To help ensure these systems are returned to pre-accident condition, collision repairers must perform a dynamic and/or static calibration. Performing the calibration adds time and expense to the repair, especially when the collision facility does not have the tools or expertise to complete the work onsite and must, instead, sublet the work. 

In the U.S., calibration frequency is 17% for repairable vehicles. In Canada, it is just over 10%. I anticipate that number will increase significantly in 2024 and, potentially, reach 40% by the end of next year and even 60% by the end of 2025 with the U.S. likely reaching those percentages first. One reason for this is the average model year of repairable vehicles.

For the first half of 2022, it was 2015. Fast forward to 2023 and it was 2016. When we get to the point where 2018 is the average model year, that will truly be a watershed moment. Most 2018 and newer vehicles include at least one ADAS feature and, as mentioned, that increases the need for recalibration following repair. 

As more OEMs require calibrations for a wider array of accident scenarios, both the frequency and cost of repair will go up. Right now, it is an additional $500 expense, on average, for all calibrations present on an estimate. Although this adds to repair costs, it can also introduce new revenue opportunities for auto body shops interested in bringing the work in-house and maintaining control over cycle time.

Enlyte: Aside from parts and vehicle complexity, what else is contributing to the additional repair expense?

RM: Over the past year, we have witnessed a dramatic increase in labor rates. The U.S. national average has gone from $55 to more than $59 an hour for body work alone and Canada has jumped from $72 (CAD) to north of $75 (CAD) an hour.

Traditionally, labor rates increase slowly—much more slowly than the 7.5% growth we experienced in early 2023. I expect that will be the case in the future for all labor operations, including frame and refinish. Combining this additional labor cost with inflation, ADAS and the introduction of lightweight materials used in vehicle construction has created a significant underwriting challenge for insurance carriers.

Enlyte: What are three things that insurers, repairers and OEMs should watch for in 2024? 

RM: I touched on several of these already, but diagnostics is a big one. Calibration frequency will continue to grow as we get closer to 2018 being the average model year for repairable vehicles. Insurers must be prepared from an underwriting perspective and auto body shops must invest in the equipment and training needed to perform the work themselves — or risk losing the profit margin to a sublet. 

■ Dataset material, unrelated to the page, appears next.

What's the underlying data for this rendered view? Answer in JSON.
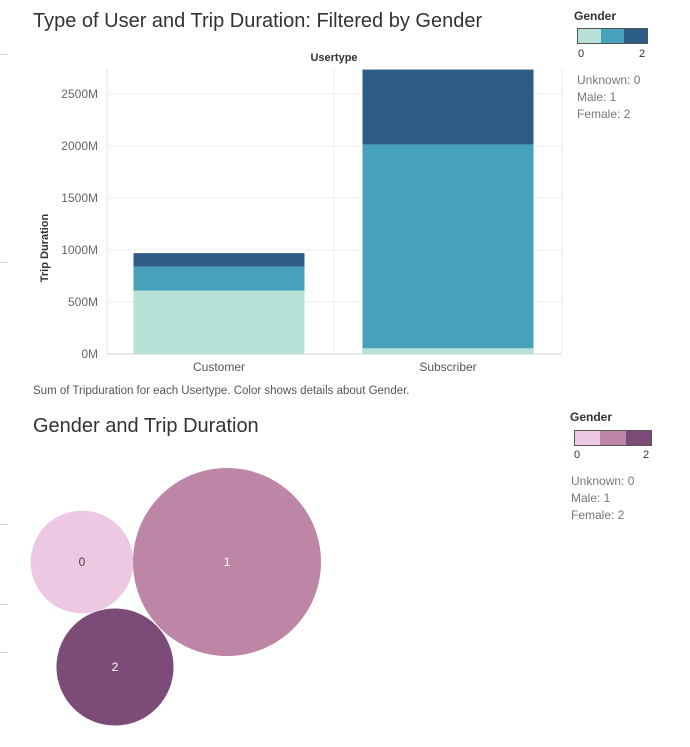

The average cost of repair will also remain high this year. I expect an increase of 8% to 10% year over year for the foreseeable future. Subsequently, insurers may be forced to adjust premiums as they look to balance expenses with profits. For auto body shops, leveraging technology to expedite key steps in the repair process can help boost efficiency, reduce cycle time and control expenses. 

Finally and not surprisingly, escalating costs are having a downstream impact on consumers. Despite remaining stable for a very long time, the average deductible paid on a first-party claim has jumped to $670 in early 2022 and $697 just a year later. While a $27 increase may not seem like much, the change could be a byproduct of the cost of insurance and repair — signaling that consumers are increasing their deductibles to afford rising premiums.